Caso você tenha gastado todo o tempo de leitura com banalidades sobre Petrobras ou o Deltan Dallagnol, perdeu a notícia mais importante da semana: quinta-feira (18) foi o Dia da Coxinha.
Não fica evidente se é dia pátrio ou internacional do tão popular salso. Presume-se que, por ser fruto do gênio desta terreno, a homenagem brasileira à coxinha pode ser considerada mundial. Universal, talvez.
Sempre que o matéria “coxinha” desponta nas discussões de redes sociais, alguém traz à baila um dos grandes dilemas modernos: qual o jeito claro de comê-la?
Há quem defenda que a primeira mordida deve ser na extremidade mais fina; outros sustentam que a ponta oposta precisa ser atacada antes. Nunca se chagará a um consenso, pois a questão confronta visões opostas de mundo.

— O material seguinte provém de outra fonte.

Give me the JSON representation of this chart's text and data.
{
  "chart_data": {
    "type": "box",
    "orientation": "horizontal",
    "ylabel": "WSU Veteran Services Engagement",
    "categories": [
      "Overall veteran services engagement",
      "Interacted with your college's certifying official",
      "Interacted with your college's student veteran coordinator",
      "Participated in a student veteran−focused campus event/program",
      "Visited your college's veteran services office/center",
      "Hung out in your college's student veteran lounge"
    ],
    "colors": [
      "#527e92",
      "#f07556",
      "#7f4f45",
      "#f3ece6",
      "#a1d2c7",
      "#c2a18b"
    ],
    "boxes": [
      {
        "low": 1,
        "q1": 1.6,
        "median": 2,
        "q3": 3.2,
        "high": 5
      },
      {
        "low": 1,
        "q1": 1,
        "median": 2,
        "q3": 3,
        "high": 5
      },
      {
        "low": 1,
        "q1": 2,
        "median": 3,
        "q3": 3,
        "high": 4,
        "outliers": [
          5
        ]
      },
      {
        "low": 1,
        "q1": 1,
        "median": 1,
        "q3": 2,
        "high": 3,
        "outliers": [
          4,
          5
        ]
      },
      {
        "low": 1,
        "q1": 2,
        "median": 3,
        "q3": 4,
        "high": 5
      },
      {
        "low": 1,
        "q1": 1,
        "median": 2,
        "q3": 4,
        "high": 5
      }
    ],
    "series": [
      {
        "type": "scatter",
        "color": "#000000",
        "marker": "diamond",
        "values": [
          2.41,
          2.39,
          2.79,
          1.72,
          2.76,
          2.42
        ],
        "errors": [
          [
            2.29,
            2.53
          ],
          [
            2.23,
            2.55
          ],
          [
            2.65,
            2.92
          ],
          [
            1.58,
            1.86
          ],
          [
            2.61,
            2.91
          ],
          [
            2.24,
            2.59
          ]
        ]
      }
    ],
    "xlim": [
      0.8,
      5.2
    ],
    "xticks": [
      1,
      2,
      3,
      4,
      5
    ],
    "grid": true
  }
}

Não é unicamente a coxinha. A abordagem da comida encerra um sem-número de ponderações sobre o comportamento humano.
Pegue um prosaico ovo frito. Quem o prefere com a gema dura demonstra resignação à mando, concordância com a manutenção do status quo e uma racionalidade que anula os impulsos mais primitivos.

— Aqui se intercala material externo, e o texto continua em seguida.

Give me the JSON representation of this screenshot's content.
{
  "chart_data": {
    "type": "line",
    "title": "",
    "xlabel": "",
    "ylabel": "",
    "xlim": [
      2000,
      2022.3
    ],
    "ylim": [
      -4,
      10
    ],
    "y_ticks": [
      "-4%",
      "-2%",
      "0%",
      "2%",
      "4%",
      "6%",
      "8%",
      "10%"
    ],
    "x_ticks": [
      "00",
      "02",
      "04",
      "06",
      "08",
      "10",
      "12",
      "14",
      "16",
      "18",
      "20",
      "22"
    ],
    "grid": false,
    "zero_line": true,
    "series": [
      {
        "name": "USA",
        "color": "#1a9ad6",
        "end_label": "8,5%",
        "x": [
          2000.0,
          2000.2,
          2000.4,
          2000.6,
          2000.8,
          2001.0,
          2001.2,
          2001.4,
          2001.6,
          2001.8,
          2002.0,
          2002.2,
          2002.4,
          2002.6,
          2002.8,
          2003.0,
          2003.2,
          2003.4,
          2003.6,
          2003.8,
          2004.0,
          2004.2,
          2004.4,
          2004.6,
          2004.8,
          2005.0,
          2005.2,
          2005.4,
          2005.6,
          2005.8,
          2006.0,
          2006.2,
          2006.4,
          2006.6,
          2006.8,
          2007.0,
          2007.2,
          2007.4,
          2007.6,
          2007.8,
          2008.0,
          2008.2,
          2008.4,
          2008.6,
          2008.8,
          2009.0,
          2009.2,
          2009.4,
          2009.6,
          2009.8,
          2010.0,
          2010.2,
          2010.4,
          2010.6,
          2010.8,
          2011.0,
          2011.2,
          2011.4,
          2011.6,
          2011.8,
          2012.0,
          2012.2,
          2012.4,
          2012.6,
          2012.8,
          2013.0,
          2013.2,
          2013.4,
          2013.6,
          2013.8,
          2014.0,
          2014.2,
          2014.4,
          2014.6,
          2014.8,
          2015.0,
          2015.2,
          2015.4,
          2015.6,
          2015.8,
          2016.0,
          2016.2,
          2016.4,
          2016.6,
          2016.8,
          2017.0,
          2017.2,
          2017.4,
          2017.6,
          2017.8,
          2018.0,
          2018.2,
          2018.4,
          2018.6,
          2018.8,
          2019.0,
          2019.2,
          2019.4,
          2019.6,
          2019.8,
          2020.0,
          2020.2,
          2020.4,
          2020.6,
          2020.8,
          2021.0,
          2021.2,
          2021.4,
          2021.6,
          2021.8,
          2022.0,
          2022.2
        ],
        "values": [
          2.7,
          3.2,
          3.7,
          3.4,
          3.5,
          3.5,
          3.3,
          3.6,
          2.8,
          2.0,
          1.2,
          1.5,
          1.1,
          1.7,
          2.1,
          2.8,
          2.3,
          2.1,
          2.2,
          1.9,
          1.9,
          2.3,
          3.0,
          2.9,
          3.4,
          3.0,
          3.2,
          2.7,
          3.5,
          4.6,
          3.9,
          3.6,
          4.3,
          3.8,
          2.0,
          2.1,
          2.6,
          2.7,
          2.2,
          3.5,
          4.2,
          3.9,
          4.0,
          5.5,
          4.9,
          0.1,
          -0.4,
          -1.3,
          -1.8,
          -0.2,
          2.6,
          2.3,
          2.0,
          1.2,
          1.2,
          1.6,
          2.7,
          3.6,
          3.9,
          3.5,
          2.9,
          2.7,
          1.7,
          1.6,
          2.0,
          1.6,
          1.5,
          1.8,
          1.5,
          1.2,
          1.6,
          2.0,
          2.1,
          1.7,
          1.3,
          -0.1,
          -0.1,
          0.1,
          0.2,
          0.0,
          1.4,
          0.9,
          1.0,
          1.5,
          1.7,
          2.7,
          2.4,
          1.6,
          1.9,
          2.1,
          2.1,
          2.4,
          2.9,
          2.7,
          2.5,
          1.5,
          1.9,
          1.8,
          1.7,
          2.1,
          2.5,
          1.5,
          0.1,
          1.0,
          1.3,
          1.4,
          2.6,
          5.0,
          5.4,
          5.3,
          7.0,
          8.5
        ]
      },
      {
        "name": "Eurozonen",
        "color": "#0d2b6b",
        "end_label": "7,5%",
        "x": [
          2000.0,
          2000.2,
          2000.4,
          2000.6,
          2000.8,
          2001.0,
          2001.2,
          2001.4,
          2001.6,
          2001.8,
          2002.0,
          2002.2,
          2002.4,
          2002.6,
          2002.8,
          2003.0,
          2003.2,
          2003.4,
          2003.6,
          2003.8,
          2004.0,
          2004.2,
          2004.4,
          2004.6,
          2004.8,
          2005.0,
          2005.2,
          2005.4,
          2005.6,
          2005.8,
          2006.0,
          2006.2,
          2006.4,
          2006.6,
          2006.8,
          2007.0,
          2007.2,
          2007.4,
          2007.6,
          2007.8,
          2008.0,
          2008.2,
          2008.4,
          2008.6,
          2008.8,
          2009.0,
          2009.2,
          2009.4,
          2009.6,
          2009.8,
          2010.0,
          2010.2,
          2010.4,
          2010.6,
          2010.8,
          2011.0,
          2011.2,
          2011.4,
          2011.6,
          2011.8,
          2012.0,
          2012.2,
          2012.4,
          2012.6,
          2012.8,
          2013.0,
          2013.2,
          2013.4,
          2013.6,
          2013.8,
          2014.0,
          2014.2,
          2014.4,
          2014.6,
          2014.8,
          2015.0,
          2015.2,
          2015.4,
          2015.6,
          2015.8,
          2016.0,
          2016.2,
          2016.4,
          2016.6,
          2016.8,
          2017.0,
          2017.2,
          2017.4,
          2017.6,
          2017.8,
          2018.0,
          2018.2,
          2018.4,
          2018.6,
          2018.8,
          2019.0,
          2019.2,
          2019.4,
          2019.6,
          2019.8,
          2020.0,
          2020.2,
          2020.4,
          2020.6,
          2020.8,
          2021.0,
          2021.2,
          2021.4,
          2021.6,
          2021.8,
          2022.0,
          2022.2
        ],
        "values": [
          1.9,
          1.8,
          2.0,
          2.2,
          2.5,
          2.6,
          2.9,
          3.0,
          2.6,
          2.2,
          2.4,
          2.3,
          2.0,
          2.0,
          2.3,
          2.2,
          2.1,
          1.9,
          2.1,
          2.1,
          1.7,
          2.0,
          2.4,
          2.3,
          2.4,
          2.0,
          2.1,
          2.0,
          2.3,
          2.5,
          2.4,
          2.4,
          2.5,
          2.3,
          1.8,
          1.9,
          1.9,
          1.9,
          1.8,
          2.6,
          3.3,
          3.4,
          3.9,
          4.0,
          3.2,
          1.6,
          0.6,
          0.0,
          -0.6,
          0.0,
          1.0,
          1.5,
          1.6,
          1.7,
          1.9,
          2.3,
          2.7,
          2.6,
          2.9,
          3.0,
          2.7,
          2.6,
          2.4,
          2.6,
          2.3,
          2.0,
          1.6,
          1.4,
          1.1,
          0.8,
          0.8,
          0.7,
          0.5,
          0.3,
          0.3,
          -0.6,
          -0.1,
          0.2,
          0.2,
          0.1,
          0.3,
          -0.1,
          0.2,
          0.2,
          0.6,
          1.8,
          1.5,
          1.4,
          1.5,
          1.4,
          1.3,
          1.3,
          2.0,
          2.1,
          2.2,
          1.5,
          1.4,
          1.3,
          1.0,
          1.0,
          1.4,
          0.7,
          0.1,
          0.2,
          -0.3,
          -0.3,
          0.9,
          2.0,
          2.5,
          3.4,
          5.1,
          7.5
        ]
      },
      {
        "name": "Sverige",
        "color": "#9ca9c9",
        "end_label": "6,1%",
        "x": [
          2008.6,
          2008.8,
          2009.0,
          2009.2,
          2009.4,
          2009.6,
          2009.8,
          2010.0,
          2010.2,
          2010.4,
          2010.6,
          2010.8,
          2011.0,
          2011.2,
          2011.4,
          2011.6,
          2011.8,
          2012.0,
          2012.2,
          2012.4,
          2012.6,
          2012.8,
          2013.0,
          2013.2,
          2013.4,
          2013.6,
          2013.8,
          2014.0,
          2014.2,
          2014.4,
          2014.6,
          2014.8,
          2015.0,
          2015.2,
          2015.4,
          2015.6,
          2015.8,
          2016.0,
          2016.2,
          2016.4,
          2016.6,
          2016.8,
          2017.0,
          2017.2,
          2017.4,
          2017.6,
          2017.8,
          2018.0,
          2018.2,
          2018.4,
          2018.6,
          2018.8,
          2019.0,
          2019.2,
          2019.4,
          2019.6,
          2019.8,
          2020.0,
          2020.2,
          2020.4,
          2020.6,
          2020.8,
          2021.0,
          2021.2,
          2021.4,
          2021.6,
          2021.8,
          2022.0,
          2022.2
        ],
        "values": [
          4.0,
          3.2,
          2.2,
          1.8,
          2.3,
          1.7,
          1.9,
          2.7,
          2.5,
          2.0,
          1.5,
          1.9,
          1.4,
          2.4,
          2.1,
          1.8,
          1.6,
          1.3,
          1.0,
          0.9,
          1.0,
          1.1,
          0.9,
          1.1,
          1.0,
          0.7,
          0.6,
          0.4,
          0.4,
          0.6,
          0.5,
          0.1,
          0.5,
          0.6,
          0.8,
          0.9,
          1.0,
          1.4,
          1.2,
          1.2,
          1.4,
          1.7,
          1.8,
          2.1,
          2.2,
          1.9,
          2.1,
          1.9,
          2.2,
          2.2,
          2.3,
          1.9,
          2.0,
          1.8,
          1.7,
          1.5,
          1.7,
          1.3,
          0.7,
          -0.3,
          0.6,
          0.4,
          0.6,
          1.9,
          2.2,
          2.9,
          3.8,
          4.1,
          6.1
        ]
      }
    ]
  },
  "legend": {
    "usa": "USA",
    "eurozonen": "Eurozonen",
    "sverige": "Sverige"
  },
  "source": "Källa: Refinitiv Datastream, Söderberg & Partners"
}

Os amantes da gema tenro desafiam a arbitrariedade das normas sanitárias municipais. Sapateiam na faceta do risco de pegar uma infecção por salmonela. Tudo para espalhar, lânguida e lascivamente, a gema cremosa no arroz ou no miolo de pão.
Quando se trata de moca, há um elemento suplementar.
A turma do adoçante fraude a dicotomia do amargo contra o açucarado, do austero contra o hedonista. É vista com suspicácia pelos outros dois grupos.
Mas voltemos à coxinha. Há tantas questões latentes num mero salso de frango!
Para primórdio de conversa, precisa ser de frango? Coxinha de carne-seca é coxinha? E coxinha de jaca? Se é para ser vegana, por que não bolinha ou rissole, que não remetem a um defunto desmembrado?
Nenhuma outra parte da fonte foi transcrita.